In some cultures it is considered dangerous to talk about prognoses and to name illnesses (e.g., the Navajo). If you suspect a cultural issue it is better to find someone who knows how to handle the issue in a culturally sensitive way than to assume that you should simply refrain from providing medical information. For many invasive medical interventions which require a patient to critically weigh burdens and benefits, a patient will need to have some direct knowledge of their disease in Western terms in order to consider treatment options.

You are a 25-year-old female medical student doing a rotation in an HIV clinic. Sara is a 30-year-old woman with advanced HIV who dropped out of college after she found that she contracted HIV from her husband, who has hemophilia.
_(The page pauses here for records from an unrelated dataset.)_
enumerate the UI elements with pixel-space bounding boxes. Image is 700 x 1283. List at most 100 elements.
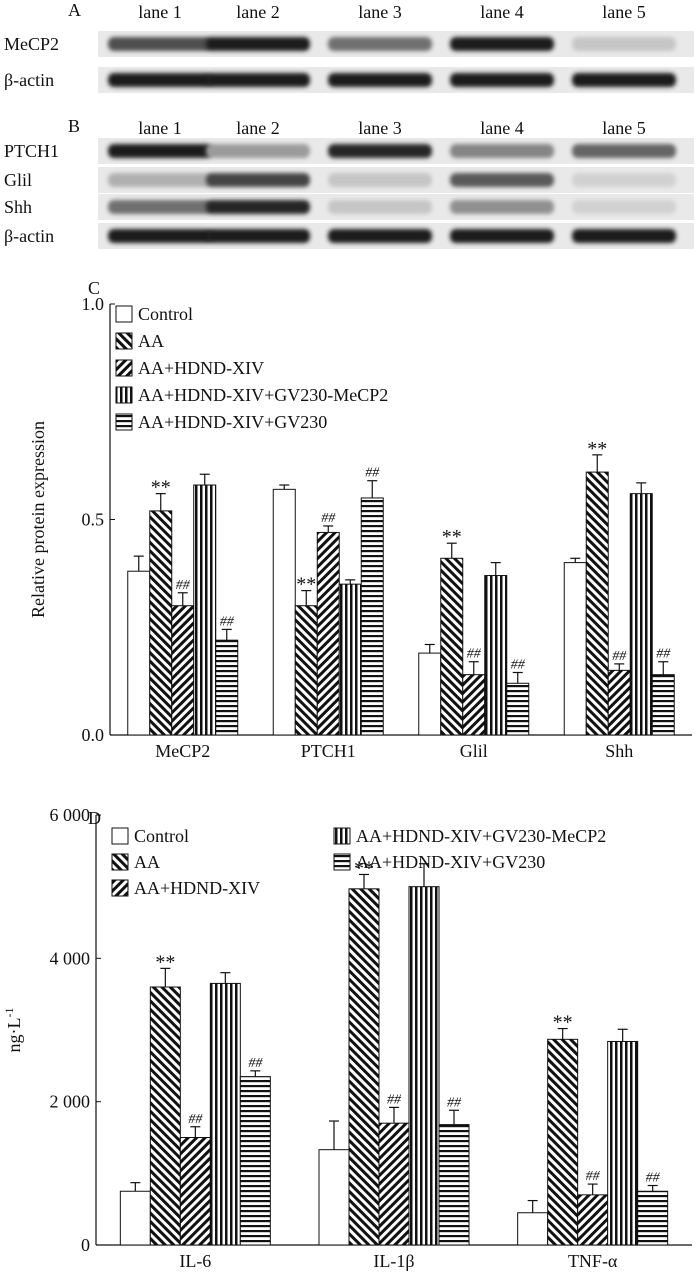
legend-label: AA+HDND-XIV+GV230-MeCP2 bbox=[138, 385, 388, 405]
bar bbox=[517, 1212, 549, 1246]
significance-mark: ** bbox=[587, 438, 607, 460]
bar bbox=[272, 488, 296, 736]
blot-band bbox=[108, 37, 212, 51]
blot-band bbox=[450, 200, 554, 214]
panel-c-label: C bbox=[88, 278, 100, 298]
blot-band bbox=[108, 144, 212, 158]
bar bbox=[484, 575, 508, 736]
significance-mark: ## bbox=[188, 1112, 203, 1127]
x-tick-label: Shh bbox=[605, 741, 633, 761]
legend-swatch bbox=[115, 359, 133, 377]
significance-mark: ## bbox=[387, 1092, 402, 1107]
lane-label: lane 5 bbox=[602, 2, 645, 22]
panel-b-blot: B lane 1 lane 2 lane 3 lane 4 lane 5 PTCH1 Gl… bbox=[4, 116, 694, 249]
bar bbox=[318, 1149, 350, 1246]
bar bbox=[629, 493, 653, 736]
blot-band bbox=[328, 173, 432, 187]
bar bbox=[179, 1137, 211, 1246]
legend-swatch bbox=[111, 853, 129, 871]
y-axis-label: Relative protein expression bbox=[28, 421, 48, 618]
legend-label: Control bbox=[134, 826, 189, 846]
legend-swatch bbox=[111, 827, 129, 845]
bar bbox=[215, 639, 239, 736]
y-axis-label: ng·L-1 bbox=[2, 1008, 24, 1053]
blot-band bbox=[450, 144, 554, 158]
legend-swatch bbox=[115, 413, 133, 431]
legend-swatch bbox=[115, 332, 133, 350]
bar bbox=[637, 1190, 669, 1246]
legend-label: AA+HDND-XIV+GV230-MeCP2 bbox=[356, 826, 606, 846]
blot-band bbox=[328, 73, 432, 87]
lane-label: lane 2 bbox=[236, 118, 279, 138]
significance-mark: ## bbox=[646, 1171, 661, 1186]
y-tick-label: 4 000 bbox=[50, 948, 91, 968]
blot-band bbox=[206, 144, 310, 158]
bar bbox=[316, 531, 340, 736]
significance-mark: ** bbox=[155, 951, 175, 973]
panel-c-chart: C 0.0 0.5 1.0 Relative protein expression Me… bbox=[28, 278, 692, 761]
bar bbox=[563, 562, 587, 736]
lane-label: lane 1 bbox=[138, 2, 181, 22]
bar bbox=[127, 570, 151, 736]
legend-label: AA bbox=[134, 852, 160, 872]
bar bbox=[418, 652, 442, 736]
bar bbox=[119, 1190, 151, 1246]
blot-band bbox=[572, 200, 676, 214]
y-tick-label: 1.0 bbox=[82, 294, 105, 314]
blot-band bbox=[328, 37, 432, 51]
lane-label: lane 4 bbox=[480, 2, 523, 22]
blot-band bbox=[450, 229, 554, 243]
lane-label: lane 4 bbox=[480, 118, 523, 138]
bar bbox=[506, 682, 530, 736]
bar bbox=[338, 583, 362, 736]
y-axis-label-sup: -1 bbox=[2, 1008, 16, 1018]
y-tick-label: 0.0 bbox=[82, 725, 105, 745]
blot-band bbox=[206, 229, 310, 243]
legend-swatch bbox=[333, 827, 351, 845]
panel-a-blot: A lane 1 lane 2 lane 3 lane 4 lane 5 MeCP2 β-… bbox=[4, 0, 694, 93]
bar bbox=[149, 510, 173, 736]
blot-row-label: MeCP2 bbox=[4, 34, 59, 54]
bar bbox=[149, 986, 181, 1246]
significance-mark: ** bbox=[296, 574, 316, 596]
bar bbox=[294, 605, 318, 736]
blot-band bbox=[572, 73, 676, 87]
legend-label: AA+HDND-XIV+GV230 bbox=[356, 852, 545, 872]
significance-mark: ## bbox=[656, 647, 671, 662]
bar bbox=[462, 674, 486, 736]
y-tick-label: 0.5 bbox=[82, 510, 105, 530]
blot-band bbox=[450, 37, 554, 51]
x-tick-label: IL-1β bbox=[373, 1251, 414, 1271]
legend-swatch bbox=[115, 305, 133, 323]
blot-row-label: Glil bbox=[4, 170, 32, 190]
legend-swatch bbox=[115, 386, 133, 404]
y-tick-label: 6 000 bbox=[50, 805, 91, 825]
x-tick-label: MeCP2 bbox=[155, 741, 210, 761]
significance-mark: ** bbox=[442, 526, 462, 548]
blot-band bbox=[572, 144, 676, 158]
lane-label: lane 1 bbox=[138, 118, 181, 138]
panel-b-label: B bbox=[68, 116, 80, 136]
significance-mark: ## bbox=[612, 649, 627, 664]
panel-a-label: A bbox=[68, 0, 81, 20]
legend-swatch bbox=[111, 879, 129, 897]
legend-swatch bbox=[333, 853, 351, 871]
blot-band bbox=[108, 229, 212, 243]
significance-mark: ## bbox=[467, 647, 482, 662]
significance-mark: ** bbox=[151, 477, 171, 499]
blot-band bbox=[108, 73, 212, 87]
bar bbox=[193, 484, 217, 736]
lane-label: lane 2 bbox=[236, 2, 279, 22]
blot-band bbox=[206, 73, 310, 87]
blot-band bbox=[108, 200, 212, 214]
bar bbox=[209, 982, 241, 1246]
bar bbox=[440, 557, 464, 736]
blot-row-label: PTCH1 bbox=[4, 141, 59, 161]
lane-label: lane 3 bbox=[358, 2, 401, 22]
x-tick-label: Glil bbox=[460, 741, 488, 761]
significance-mark: ## bbox=[176, 578, 191, 593]
blot-band bbox=[450, 73, 554, 87]
y-tick-label: 2 000 bbox=[50, 1092, 91, 1112]
significance-mark: ## bbox=[586, 1169, 601, 1184]
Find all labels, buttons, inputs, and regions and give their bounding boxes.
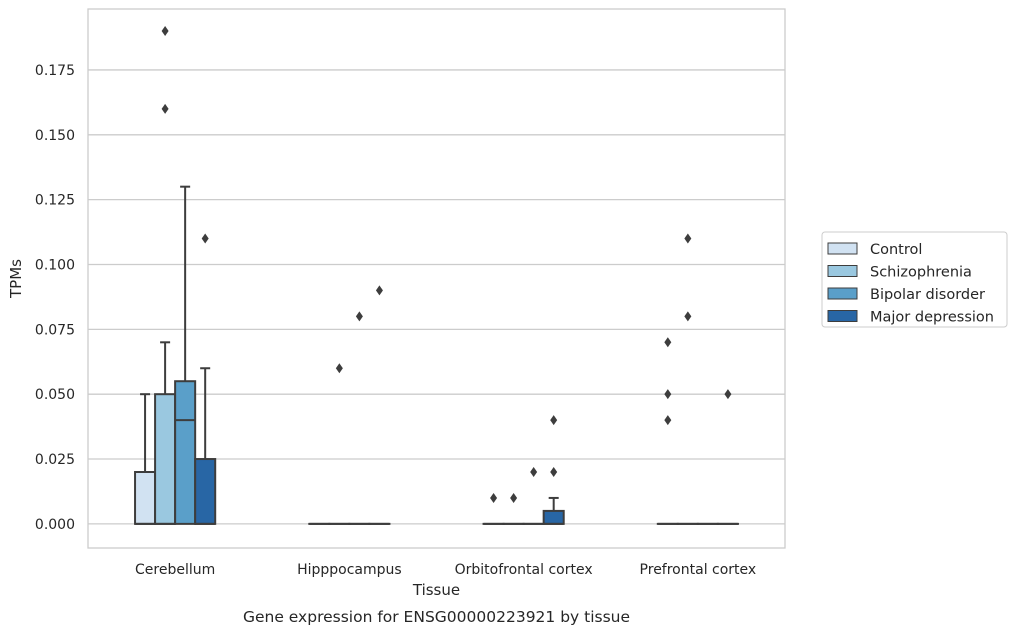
box-body bbox=[194, 458, 217, 525]
x-axis-ticks: Cerebellum Hipppocampus Orbitofrontal cort… bbox=[135, 562, 756, 578]
plot-area-frame bbox=[87, 8, 786, 549]
legend-label: Schizophrenia bbox=[870, 265, 972, 281]
box-control bbox=[656, 337, 679, 525]
outlier-point bbox=[550, 415, 558, 426]
y-tick-label: 0.175 bbox=[35, 63, 75, 79]
legend-swatch bbox=[827, 242, 858, 255]
box-major-depression bbox=[716, 389, 739, 525]
box-bipolar-disorder bbox=[174, 185, 197, 525]
box-body bbox=[154, 393, 177, 525]
y-tick-label: 0.125 bbox=[35, 193, 75, 209]
legend-frame bbox=[821, 231, 1008, 328]
outlier-point bbox=[510, 492, 518, 503]
outlier-point bbox=[530, 467, 538, 478]
outlier-point bbox=[161, 26, 169, 37]
boxes bbox=[134, 26, 739, 525]
y-axis-ticks: 0.000 0.025 0.050 0.075 0.100 0.125 0.150 0.175 bbox=[35, 63, 75, 533]
box-schizophrenia bbox=[328, 363, 351, 525]
outlier-point bbox=[550, 467, 558, 478]
y-axis-title: TPMs bbox=[7, 259, 25, 299]
box-major-depression bbox=[542, 415, 565, 525]
x-tick-label: Cerebellum bbox=[135, 562, 215, 578]
y-tick-label: 0.150 bbox=[35, 128, 75, 144]
legend-swatch bbox=[827, 265, 858, 277]
legend: Control Schizophrenia Bipolar disorder Majo… bbox=[821, 231, 1008, 328]
legend-item: Control bbox=[827, 242, 922, 258]
y-tick-label: 0.025 bbox=[35, 452, 75, 468]
outlier-point bbox=[201, 233, 209, 244]
outlier-point bbox=[490, 492, 498, 503]
outlier-point bbox=[684, 233, 692, 244]
x-axis-title: Tissue bbox=[412, 581, 460, 599]
outlier-point bbox=[161, 103, 169, 114]
box-bipolar-disorder bbox=[348, 311, 371, 525]
box-major-depression bbox=[194, 233, 217, 525]
legend-swatch bbox=[827, 287, 858, 300]
y-tick-label: 0.075 bbox=[35, 322, 75, 338]
box-bipolar-disorder bbox=[522, 467, 545, 525]
outlier-point bbox=[684, 311, 692, 322]
outlier-point bbox=[664, 389, 672, 400]
outlier-point bbox=[664, 415, 672, 426]
x-tick-label: Hipppocampus bbox=[297, 562, 402, 578]
legend-label: Control bbox=[870, 242, 922, 258]
legend-label: Major depression bbox=[870, 310, 994, 326]
legend-item: Schizophrenia bbox=[827, 265, 972, 281]
y-tick-label: 0.100 bbox=[35, 257, 75, 273]
box-body bbox=[542, 509, 565, 525]
chart-caption: Gene expression for ENSG00000223921 by t… bbox=[243, 608, 630, 626]
x-tick-label: Orbitofrontal cortex bbox=[455, 562, 593, 578]
outlier-point bbox=[335, 363, 343, 374]
box-body bbox=[134, 471, 157, 525]
box-schizophrenia bbox=[676, 233, 699, 525]
x-tick-label: Prefrontal cortex bbox=[640, 562, 757, 578]
outlier-point bbox=[724, 389, 732, 400]
y-tick-label: 0.000 bbox=[35, 517, 75, 533]
box-control bbox=[482, 492, 505, 525]
outlier-point bbox=[355, 311, 363, 322]
legend-item: Bipolar disorder bbox=[827, 287, 985, 303]
legend-item: Major depression bbox=[827, 310, 994, 326]
outlier-point bbox=[375, 285, 383, 296]
legend-swatch bbox=[827, 310, 858, 322]
outlier-point bbox=[664, 337, 672, 348]
box-major-depression bbox=[368, 285, 391, 525]
box-schizophrenia bbox=[154, 26, 177, 525]
y-tick-label: 0.050 bbox=[35, 387, 75, 403]
box-schizophrenia bbox=[502, 492, 525, 525]
box-body bbox=[174, 380, 197, 525]
legend-label: Bipolar disorder bbox=[870, 287, 985, 303]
In talking to Sara, it turns out you share a number of things--you are from the same part of Montana originally, also have young children, and like to cook. Later in the visit, when you suggest that she will need some blood tests, she gets very angry and says, "What would you know about this?"

What happened?

Case Discussion

Although the protocol for breaking bad news is helpful, it doesn't cover everything. There are instances when you may provoke a reaction from a patient because you remind them of someone else--or, as in this case, themselves. In these instances it can be helpful to step back, get another perspective (perhaps from someone in clinic who has known Sara), and try not to take this reaction too personally--even though it is likely that Sara will know how to really bother you.